Set defaults in `bengal.toml`:

```toml
[content_signals]
search = true
ai_input = true
ai_train = false  # opt-in for training

# Target specific crawlers
[content_signals.user_agents.GPTBot]
ai_train = false
ai_input = true
```

#### Per-Page and Per-Section Control

Override signals using the `visibility` frontmatter. These values cascade through
sections via `_index.md`:

```yaml
# Per page
---
visibility:
  ai_train: false
  ai_input: true
---

# Section cascade (docs/_index.md) — all children inherit
---
cascade:
  visibility:
    ai_train: true
---
```

#### Disabling Content Signals

To skip `robots.txt` and manifest generation entirely:

```toml
[content_signals]
enabled = false
```

#### Enforcement

Content Signals are not just advisory.
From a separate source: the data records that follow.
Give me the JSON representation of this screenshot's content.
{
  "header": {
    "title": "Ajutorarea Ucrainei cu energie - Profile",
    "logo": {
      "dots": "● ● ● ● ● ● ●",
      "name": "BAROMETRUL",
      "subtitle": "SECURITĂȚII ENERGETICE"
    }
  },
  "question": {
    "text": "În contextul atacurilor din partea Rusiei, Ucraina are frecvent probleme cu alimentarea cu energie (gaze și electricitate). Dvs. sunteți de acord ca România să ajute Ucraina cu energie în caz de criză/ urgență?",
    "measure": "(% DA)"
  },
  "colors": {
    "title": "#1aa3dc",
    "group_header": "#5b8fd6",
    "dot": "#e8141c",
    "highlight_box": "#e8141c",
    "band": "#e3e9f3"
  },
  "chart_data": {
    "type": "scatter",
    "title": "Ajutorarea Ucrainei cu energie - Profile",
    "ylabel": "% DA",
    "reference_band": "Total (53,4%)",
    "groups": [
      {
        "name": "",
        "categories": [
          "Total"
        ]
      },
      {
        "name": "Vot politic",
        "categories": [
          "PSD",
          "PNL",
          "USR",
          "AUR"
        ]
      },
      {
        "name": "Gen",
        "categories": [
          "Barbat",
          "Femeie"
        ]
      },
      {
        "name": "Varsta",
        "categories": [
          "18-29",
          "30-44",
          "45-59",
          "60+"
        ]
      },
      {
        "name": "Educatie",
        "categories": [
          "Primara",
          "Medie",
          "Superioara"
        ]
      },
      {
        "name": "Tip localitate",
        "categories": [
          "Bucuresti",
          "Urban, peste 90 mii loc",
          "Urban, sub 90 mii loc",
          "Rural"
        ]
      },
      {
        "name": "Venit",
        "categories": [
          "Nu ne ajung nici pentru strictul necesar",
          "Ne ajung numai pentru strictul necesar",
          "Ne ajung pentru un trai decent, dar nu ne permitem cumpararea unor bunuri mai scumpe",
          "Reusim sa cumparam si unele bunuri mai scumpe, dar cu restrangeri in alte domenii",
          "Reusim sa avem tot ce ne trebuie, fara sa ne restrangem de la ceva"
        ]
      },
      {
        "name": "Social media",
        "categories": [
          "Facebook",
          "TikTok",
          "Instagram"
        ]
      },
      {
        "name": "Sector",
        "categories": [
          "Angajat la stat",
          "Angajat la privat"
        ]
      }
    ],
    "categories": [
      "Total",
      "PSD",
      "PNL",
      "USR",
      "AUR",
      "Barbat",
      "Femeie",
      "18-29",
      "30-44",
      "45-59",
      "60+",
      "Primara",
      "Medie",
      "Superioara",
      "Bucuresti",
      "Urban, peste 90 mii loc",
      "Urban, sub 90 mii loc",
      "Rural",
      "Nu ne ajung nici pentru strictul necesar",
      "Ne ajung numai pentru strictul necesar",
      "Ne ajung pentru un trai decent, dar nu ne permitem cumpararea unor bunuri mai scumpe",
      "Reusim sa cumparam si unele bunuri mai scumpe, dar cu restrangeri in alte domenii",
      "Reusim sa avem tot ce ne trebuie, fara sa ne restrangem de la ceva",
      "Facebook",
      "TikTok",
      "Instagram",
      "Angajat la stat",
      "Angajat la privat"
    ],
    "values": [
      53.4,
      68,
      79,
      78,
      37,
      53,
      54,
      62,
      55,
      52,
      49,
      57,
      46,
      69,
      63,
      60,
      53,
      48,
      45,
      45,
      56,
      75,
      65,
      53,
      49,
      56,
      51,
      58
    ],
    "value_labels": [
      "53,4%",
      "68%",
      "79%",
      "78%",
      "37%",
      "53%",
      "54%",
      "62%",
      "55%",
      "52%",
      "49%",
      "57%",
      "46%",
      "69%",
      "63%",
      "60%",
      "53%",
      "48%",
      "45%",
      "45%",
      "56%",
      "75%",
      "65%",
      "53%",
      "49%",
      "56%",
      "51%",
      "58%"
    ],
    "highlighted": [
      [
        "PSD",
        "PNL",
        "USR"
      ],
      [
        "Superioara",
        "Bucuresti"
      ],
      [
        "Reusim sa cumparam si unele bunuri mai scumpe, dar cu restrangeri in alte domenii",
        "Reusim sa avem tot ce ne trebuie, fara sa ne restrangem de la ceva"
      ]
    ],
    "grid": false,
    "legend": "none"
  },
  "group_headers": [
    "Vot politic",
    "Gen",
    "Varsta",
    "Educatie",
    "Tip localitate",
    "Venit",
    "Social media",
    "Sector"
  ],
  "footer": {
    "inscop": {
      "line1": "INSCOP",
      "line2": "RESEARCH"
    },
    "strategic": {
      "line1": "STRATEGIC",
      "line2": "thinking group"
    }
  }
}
Bengal **enforces** them at the output format
level:

- Pages with `ai_input: false` do not get `page.json` or `page.txt` generated
- Pages with `ai_train: false` are excluded from `llm-full.txt`
- Pages with `search: false` are excluded from `index.json`
- Draft pages are excluded from all machine-readable outputs regardless of visibility

The format simply does not exist on disk for denied or draft pages.

#### Generated Files

| File                                 | Purpose                                                              |
| ------------------------------------ | -------------------------------------------------------------------- |
| `robots.txt`                         | Content-Signal directives per the [spec](https://contentsignals.org/) |
| `.well-known/content-signals.json`   | Machine-readable policy manifest for AI discovery                    |
| `llms.txt`                           | Curated site overview for AI agents per [llmstxt.org](https://llmstxt.org/) |
| `changelog.json`                     | Per-build diff of added, modified, removed pages (for incremental indexing) |
| `agent.json`                         | Hierarchical site structure and available formats (for agent discovery) |

The meta tags `content-signal:ai-train` and `content-signal:ai-input` are also
emitted in the HTML `<head>` when a page restricts any signal.

## Practical Strategy

If you want Bengal sites to rank and convert better, focus on this order:

1. Write pages that match real search intent: installation, quickstart, tutorials, migration guides, troubleshooting, and comparisons.
2. Give every important page a clear `title` and `description`.
3. Use tags, categories, and internal links so related pages reinforce each other.
4. Configure `baseurl` so canonical URLs and metadata resolve to the right domain.
5. Enable social cards for content people are likely to share publicly.
6. Publish feeds, sitemap, and search indexes as part of normal builds.
7. Review your content signals policy — decide which sections allow AI training.

## Recommended Page Types

Bengal works well when a project publishes some mix of:

- `Install <project>`
- `<project> quickstart`
- `<project> tutorial`
- `<project> vs <alternative>`
- `Migrate from <other tool>`
- `<project> troubleshooting`

Those titles line up with how Python developers search for libraries.

## Example Front Matter

```yaml
---
title: Build a Documentation Site with Bengal
description: Create a Python-powered documentation site with search, sitemap, RSS, and social sharing metadata.
keywords:
  - python static site generator
  - documentation site generator
  - bengal
canonical: https://example.com/docs/build-a-documentation-site/
visibility:
  ai_train: true  # allow training on this page
---
```

## Content Over Tricks

The technical side of SEO in Bengal is already strong. The bigger opportunity is
publishing better discovery pages:

- sharper README copy
- better docs landing pages
- migration guides
- comparison pages
- tutorial pages for concrete workflows

That is where many of the biggest gains come from.